La résidence alternée, organisation choisie aujourd'hui par les parents séparés dans 19 % des cas, conduit majoritairement à un partage relativement égalitaire des frais liés à l'enfant et à l'absence de versement d'une pension alimentaire. Par ailleurs, en cas de versement d'une contribution, il est noté que celle-ci prend de plus en plus souvent la forme d'une prise en charge directe des frais par l'un des parents. Cette forme de contribution serait aujourd'hui, en cas de résidence alternée, choisie par les parents trois fois plus souvent qu'en 2003.
Néanmoins, plusieurs situations peuvent justifier le versement d'une pension. Il en est ainsi lorsque, malgré la résidence en alternance, un seul des parents assume principalement la charge financière de certaines dépenses - la cantine ou les activités extrascolaires, par exemple - ou lorsque l'un des parents est dans l'incapacité d'assumer financièrement les frais liés à cette organisation. Toutefois, la résidence alternée résultant le plus souvent d'un accord entre les parents, ces derniers s'entendent en général sur le montant de la pension alimentaire.
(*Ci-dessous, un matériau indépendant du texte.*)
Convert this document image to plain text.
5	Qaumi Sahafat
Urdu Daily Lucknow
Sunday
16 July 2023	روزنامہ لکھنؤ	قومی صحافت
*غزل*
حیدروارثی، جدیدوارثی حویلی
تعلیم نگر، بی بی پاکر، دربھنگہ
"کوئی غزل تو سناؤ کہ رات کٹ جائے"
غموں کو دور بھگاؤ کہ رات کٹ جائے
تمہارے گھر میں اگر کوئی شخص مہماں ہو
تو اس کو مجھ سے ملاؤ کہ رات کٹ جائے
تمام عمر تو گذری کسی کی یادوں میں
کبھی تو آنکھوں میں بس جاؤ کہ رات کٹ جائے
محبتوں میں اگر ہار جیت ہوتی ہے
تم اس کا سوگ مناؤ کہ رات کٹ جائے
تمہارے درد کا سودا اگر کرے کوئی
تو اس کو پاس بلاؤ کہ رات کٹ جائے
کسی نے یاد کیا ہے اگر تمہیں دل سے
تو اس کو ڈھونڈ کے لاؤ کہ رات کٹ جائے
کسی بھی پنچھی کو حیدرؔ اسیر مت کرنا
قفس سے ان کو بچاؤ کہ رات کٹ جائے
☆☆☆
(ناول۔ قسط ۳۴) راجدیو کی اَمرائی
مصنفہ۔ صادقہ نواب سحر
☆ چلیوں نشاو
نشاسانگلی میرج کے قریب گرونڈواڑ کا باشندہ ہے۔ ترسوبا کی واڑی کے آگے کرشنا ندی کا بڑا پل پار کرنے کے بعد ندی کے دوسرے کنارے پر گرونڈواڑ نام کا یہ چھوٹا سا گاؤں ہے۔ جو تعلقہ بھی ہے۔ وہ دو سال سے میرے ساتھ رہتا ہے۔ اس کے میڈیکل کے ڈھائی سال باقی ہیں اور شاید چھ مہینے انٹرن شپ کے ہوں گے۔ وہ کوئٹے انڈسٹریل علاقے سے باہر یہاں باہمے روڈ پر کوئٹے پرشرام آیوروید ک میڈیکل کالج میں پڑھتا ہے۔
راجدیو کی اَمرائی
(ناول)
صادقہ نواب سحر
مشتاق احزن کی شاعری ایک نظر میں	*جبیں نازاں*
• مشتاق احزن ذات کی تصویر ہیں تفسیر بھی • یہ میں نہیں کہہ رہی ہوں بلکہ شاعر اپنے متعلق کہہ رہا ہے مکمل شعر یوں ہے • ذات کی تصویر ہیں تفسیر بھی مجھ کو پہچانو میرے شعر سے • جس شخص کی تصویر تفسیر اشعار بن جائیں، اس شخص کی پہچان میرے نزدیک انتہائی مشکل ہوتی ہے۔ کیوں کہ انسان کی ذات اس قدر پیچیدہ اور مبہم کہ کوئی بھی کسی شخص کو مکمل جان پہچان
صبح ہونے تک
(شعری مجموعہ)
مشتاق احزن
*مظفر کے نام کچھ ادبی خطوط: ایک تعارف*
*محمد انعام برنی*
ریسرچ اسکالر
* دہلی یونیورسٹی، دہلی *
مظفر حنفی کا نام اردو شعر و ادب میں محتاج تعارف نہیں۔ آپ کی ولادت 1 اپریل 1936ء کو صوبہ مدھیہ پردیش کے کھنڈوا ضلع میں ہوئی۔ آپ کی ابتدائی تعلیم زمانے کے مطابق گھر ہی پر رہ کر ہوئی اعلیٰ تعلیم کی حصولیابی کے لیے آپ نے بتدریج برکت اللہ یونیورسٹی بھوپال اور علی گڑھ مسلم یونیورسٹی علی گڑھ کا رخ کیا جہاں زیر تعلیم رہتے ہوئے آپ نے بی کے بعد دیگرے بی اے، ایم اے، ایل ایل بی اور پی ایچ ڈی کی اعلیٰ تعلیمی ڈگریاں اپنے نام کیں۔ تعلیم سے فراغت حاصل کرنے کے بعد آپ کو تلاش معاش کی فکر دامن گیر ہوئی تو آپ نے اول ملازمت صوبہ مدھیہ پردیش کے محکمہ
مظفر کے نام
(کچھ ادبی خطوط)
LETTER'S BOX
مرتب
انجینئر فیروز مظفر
Ce n'est que dans les autres cas que le juge aux affaires familiales fixe lui-même le montant de la pension. Dans cette tâche, il peut s'aider d'une table de référence à valeur indicative, publiée par le ministère de la justice depuis 2010 et qui est le fruit du travail d'économistes, de juristes et de magistrats s'étant appuyés tant sur des travaux universitaires que sur la pratique judiciaire. Il est exact que cette dernière a été établie en veillant à ce qu'il ne soit pas donné à l'obligation alimentaire un objectif de redistribution des ressources. Toutefois, faisant suite à un certain nombre de critiques portant sur l'impact du système socio-fiscal sur les séparations de couples, la Chancellerie a engagé un travail de réflexion visant à ce que la table de référence prenne mieux en compte la situation de la résidence alternée et, plus généralement, à ce que, dans les modes de calcul, la table puisse mieux prendre en considération la réalité économique vécue par les couples qui se séparent. Ces travaux en cours devraient permettre d'aboutir à la détermination d'un taux d'effort plus équitable pour le débiteur de la pension, notamment dans le cas de la résidence alternée.
Mme la présidente. La parole est à M. Dominique Bailly.
M. Dominique Bailly. Il est effectivement nécessaire de faire évoluer cette fameuse table de référence. Je remercie d'ailleurs le Gouvernement de se pencher sur le sujet.
Les parents qui recourent à la résidence alternée sont encore minoritaires, mais leur nombre a tendance à augmenter. C'est pourquoi les exemples que j'ai cités, tirés de la « vraie vie », méritent une attention particulière.